Non-Compete Agreements and Wrongful Termination in Violation of Public Policy in California

The recent Silguero v. Creteguard, Inc., appellate decision from the Second Appellate district (Los Angeles County) is instructive on a less common issue arising out of the attempt by an employer to follow a non-compete agreement that the subject claimant signed with his former employer. In that case, shortly after claimant was terminated by his first employer, with whom he signed the non-compete agreement, she found employment with the defendant company. The first employer contacted the defendant and requested “cooperation” in enforcing the non-compete. As a result, claimant’s employment was terminated by the defendant.

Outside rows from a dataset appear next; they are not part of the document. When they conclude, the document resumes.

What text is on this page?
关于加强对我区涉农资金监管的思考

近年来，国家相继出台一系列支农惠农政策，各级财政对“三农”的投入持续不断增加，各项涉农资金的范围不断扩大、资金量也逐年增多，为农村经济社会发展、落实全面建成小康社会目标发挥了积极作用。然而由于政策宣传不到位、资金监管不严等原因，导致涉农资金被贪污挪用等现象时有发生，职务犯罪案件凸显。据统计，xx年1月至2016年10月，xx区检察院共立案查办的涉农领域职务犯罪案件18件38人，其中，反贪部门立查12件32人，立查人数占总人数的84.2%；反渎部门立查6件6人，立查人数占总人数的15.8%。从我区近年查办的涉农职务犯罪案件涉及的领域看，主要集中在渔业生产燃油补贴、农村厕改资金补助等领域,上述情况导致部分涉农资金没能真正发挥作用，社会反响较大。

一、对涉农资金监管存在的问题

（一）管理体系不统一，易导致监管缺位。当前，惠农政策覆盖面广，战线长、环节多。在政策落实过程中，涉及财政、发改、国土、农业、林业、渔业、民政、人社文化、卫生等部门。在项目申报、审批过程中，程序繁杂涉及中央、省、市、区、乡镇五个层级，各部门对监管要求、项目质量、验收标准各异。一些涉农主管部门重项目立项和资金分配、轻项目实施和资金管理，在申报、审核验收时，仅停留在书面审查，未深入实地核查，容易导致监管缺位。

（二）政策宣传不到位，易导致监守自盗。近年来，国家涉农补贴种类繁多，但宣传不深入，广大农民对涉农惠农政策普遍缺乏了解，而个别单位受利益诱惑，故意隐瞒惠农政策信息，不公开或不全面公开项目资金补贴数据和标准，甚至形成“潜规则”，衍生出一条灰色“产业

While the new employer had the best intentions of acting honestly and ethically toward the other company (previous employer) and trying to do the right thing, even though they suspected that the non-compete agreement might be unenforceable in California, the court still found that the future employer was liable for wrongful termination. The court’s analysis largely relied on a very significant, and long standing public policy in California that protects the important legal right of persons to engage in businesses and occupations of their choosing and discourages circumvention of freedom to seek employment anywhere in the state.

The Court of Appeal further reminded the defendant-employer that a competitor may solicit another competitor’s employees if they do use unlawful means or engage in acts of unfair competition. Thus, no actionable wrong is committed by a competitor who hires away his competitor’s employees who are not under contract, as long as the inducement to leave the first employer is not accompanied by unlawful conduct.